We have four Lake Sturgeon along with some of the other larger fish you’ll find in the Lake Champlain Basin in our Shipwreck Room. You’ll want to schedule your visit to coincide with a fish feeding by animal care.
Spiny Softshell Turtle
Though this unique turtle, with its leathery soft shell, is common throughout the central plains and the Midwest, in Vermont it is a threatened species. This film talks about the “head start” program, a cooperative arrangement between ECHO Lake Aquarium and Science Center and the Vermont Department of Fish and Wildlife. Each year the department’s rare species biologist Steve Parren, collects eggs from compromised nest sites. He takes them home and incubates them. In October the neonates come to ECHO to over-winter and grow to 2x the size they would normally have grown had they hatched in the wild and hibernated over the winter. This extra size gives them a boost in survival over their ‘classmates” when they are released into the wild in June. During their stay at ECHO, they serve as exceptional animal ambassadors teaching ECHO guests about the importance of protecting the fragile habitat and nesting sites of this dwindling species. Runtime: 12 min. 31 sec.
Check out some of the larger spiny softshell turtles that may be basking or swimming along the “river’s edge” on the top floor of ECHO.

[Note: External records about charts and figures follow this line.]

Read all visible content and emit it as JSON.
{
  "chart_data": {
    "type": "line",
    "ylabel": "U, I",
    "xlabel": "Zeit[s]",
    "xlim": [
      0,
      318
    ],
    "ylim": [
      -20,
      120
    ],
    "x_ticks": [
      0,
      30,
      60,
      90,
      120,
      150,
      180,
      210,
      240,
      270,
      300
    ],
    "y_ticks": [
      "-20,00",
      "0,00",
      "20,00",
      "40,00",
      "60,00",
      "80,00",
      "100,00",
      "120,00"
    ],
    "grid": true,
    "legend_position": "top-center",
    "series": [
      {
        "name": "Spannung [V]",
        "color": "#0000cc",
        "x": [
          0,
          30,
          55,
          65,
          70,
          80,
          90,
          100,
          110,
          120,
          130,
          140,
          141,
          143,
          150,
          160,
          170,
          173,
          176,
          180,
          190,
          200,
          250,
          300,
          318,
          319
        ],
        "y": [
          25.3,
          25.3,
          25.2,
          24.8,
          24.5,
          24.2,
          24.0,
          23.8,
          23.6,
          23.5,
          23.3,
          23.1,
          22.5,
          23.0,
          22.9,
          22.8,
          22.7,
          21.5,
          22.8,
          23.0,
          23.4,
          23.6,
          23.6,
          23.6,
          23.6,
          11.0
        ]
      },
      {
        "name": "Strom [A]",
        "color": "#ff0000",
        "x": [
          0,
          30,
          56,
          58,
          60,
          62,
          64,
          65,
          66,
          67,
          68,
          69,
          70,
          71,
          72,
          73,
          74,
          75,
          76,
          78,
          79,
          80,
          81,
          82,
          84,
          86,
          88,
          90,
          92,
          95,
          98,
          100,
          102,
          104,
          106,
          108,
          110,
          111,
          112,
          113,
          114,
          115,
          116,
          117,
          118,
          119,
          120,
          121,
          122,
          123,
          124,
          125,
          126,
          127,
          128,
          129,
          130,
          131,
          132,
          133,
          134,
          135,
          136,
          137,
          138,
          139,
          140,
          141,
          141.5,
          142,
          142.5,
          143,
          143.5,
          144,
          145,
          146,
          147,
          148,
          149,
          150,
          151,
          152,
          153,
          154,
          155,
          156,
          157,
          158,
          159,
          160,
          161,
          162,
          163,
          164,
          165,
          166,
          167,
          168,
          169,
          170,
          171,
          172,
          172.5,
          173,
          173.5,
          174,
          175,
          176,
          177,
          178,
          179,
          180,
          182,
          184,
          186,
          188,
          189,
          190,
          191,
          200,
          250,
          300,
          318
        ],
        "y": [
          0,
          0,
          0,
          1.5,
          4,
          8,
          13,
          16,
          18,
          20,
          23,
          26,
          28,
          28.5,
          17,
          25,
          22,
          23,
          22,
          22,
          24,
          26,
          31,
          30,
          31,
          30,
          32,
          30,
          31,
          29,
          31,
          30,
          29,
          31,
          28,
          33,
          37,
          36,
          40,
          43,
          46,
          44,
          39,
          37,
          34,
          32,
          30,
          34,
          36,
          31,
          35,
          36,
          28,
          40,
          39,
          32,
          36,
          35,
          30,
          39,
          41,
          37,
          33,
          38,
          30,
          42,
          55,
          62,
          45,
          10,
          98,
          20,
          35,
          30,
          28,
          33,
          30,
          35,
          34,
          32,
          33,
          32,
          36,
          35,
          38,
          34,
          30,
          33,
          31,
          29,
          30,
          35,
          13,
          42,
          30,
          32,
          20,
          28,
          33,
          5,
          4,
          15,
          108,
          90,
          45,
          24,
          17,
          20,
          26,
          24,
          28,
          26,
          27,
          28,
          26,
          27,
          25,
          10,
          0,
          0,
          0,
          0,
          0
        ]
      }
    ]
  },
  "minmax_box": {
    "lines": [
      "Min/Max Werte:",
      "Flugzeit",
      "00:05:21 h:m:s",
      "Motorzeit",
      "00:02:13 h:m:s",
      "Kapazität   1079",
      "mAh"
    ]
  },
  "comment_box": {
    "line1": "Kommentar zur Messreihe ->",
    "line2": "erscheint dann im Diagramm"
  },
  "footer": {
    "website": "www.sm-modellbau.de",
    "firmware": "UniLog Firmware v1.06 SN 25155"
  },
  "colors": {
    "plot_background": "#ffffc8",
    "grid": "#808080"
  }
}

Majestic and striking, the bald eagle certainly catches attention. It was a thriving species in North America until the introduction of DDT in the 1940s and it was virtually wiped out of Vermont. Today it remains on the endangered list in Vermont and after decades of work, the eagle is returning to the state. John Buck of Vermont Fish and Wildlife tells us about the conservation efforts while Eddy Edwards, U.S. Fish and Wildlife Service Officer, takes us to an area in the Missisquoi River delta to view a nesting pair. Runtime: 9 min. 57 sec.
One film examines the mystery, majestic and magic of the local Lake monster known as Champ, and the now famous authenticated photograph of Vermont’s version of the Loch Ness monster.
In 1977, Sandra Mansi was enjoying a lazy day along the shore of Lake Champlain when she photographed something unusual, fascinating and frightening. Years later she would make a reluctant decision to share the photograph with the world and in so doing, it changed her life forever. This film tells the story of Sandra and how she has taken this one event and turned it into an opportunity to teach Lake stewardship and environmental “caring” to children throughout the Champlain Basin. Runtime: 9 min. 31 sec.
Our exhibit about Champ is in the shipwreck room. Come try your hand at drawing what you think Champ looks like or listen to the video with Sandra and others talking about their belief or skepticism about Champ. Our ECHO educators bring you programs about Champ in the summer and during the February school break.